Impact of International Policies
The update noted that geopolitical conflicts continue to exist. Global and domestic uncertainties surround the economic prospects. High inflation, aggressive monetary tightening, and uncertainty from the Ukraine war and pandemic have hampered the global outlook in 2022. Soaring food and energy prices are eroding real earnings, generating a global cost-of-living catastrophe for vulnerable communities. The US, China, and the European Union are slowing, which is affecting other countries.
Rising government borrowing costs and capital outflows exacerbate fiscal and balance of payment pressures in many developing countries based on forward-looking indicators, further slowdown in global growth is expected. Therefore, Pakistan’s external environment faces rising challenges. Recent floods brought on by extremely strong monsoon rains have negatively impacted crops, altering the economic outlook mostly through agriculture performance.
Government’s Policies Proving Fruitful
The Ministry further stated that one worrisome problem is the devastating effects of recent floods which have destroyed a substantial part of crops. However, their effects on inflation are being alleviated by prompt government measures to counter forms of price speculation and to provide sufficient supplies by allowing trade from neighboring countries.
Still, the risk of second-round effects of recent inflationary shocks persists which may work themselves through the markets.
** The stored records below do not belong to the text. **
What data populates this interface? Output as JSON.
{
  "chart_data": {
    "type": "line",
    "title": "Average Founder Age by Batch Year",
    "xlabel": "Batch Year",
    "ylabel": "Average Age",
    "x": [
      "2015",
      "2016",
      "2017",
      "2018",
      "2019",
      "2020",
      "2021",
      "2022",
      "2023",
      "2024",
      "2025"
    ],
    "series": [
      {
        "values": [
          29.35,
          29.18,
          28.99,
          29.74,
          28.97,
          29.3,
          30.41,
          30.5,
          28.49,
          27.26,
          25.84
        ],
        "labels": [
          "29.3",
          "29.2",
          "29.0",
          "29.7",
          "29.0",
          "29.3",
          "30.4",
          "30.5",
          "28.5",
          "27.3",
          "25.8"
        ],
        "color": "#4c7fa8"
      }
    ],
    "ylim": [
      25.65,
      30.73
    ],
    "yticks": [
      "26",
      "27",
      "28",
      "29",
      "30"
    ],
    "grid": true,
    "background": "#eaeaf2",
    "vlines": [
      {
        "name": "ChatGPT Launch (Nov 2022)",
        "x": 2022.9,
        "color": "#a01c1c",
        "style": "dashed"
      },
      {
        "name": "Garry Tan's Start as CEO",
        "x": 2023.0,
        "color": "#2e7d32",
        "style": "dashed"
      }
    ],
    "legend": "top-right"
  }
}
It can also be observed that in recent years, the month of August shows a positive seasonality in the month-over-month (MoM) inflation rate. All in all, September may show a halt to the recent drastic accelerations of the YoY inflation rate.
The agricultural outlook is still not clear as the output of both important and other Kharif crops has suffered significantly due to recent floods and unprecedented heavy monsoon rains. Water’s presence in the cropping area may also affect the sowing of Rabi crops.
Large Scale Manufacturing
As expected, in July, international economic slowdown and domestic negative seasonal effects dragged down Large Scale Manufacturing (LSM) as compared with its level recorded in June, whereas on a YoY basis, LSM showed relative stability. For August moderate growth both on a MoM and YoY basis can be expected, unless the effects of the recent floods would jeopardize this scenario.
Current Account Position
The current account posted a deficit of $ 1.9 billion for the first two months of FY23 as against a deficit of $2.4 billion last year, mainly due to an increase in exports and a contraction in imports. However, the current account deficit shrank to $703 million in August 2022 as against $1.2 billion in July 2022, largely reflecting an improvement in the trade balance.
Exports on fob grew by 11.3 percent during the first two months of FY23 and reached $5.1 billion ($4.6 billion last year). Imports on fob declined by 2.1 percent during 2MFY223 and reached $11.1 billion ($11.3 billion last year). Resultantly, the trade deficit for 2MFY23 reached $6.0 billion as against $6.8 billion last year.
The fiscal deficit for July 2022 was recorded at 0.3 percent of GDP. The primary balance posted a surplus of Rs. 142 billion. From 1st July to 2nd September, the FY23 money supply (M2) shows negative growth of 1.8 percent as compared to negative growth of 1.4 percent last year.